If I were a Christian trying to take Warren’s advice from this book, I would feel like I had to go back and look at all the rules every time I tried to worship. This would in turn distract me from reading the actual bible by making me study this book instead! Is Warren idolizing his work to his readers over their own sacred scripture?

14. When God Seems Distant

In the final chapter that I read this week, Warren repeats a mantra that he necessarily had to include in this book: that there will be times when you don’t feel God’s presence. Again, in my eyes this is because there is no god, plain and simple. All of the experiences that Warren is encouraging you to have are one-sided, and they begin and end in your head. There’s no one else there, so it would make sense that you might feel like you’re talking to yourself. But of course, he turns this around and tells the reader to persevere because God is taking this opportunity to mature your friendship.

Warren says that you must trust God despite your feelings, because “a friendship based on emotion is shallow indeed.” This makes me wonder, has Warren himself ever been in a truly healthy, flourishing relationship with another human?

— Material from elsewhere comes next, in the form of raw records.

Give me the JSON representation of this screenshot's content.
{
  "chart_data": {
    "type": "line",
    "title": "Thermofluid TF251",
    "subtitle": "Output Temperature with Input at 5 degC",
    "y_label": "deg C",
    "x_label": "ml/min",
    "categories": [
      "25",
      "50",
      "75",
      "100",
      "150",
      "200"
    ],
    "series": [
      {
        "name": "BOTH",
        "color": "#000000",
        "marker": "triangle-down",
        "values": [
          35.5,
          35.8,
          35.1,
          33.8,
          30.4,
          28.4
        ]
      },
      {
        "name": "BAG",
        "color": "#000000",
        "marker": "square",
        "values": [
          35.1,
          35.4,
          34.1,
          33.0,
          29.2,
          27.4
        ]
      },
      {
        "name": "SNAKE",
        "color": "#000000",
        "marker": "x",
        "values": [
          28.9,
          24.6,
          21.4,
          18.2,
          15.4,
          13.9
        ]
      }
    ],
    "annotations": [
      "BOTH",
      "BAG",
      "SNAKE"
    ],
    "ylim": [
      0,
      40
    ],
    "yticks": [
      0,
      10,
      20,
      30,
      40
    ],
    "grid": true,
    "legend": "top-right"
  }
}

For the sake of his own well-being, I hope that he knows that friendships are based off emotions—emotions like love, trust, and yes, intimacy. Friendships should be equal, and they should never involve one friend being the master to another who is his slave, and testing her by disappearing whenever he wants to. Anyone who builds their idea of friendship or intimacy from Rick Warren’s teachings in the The Purpose-Driven Life will be severely lacking in the only real relationships they get in their fleeting time on earth: those with other people.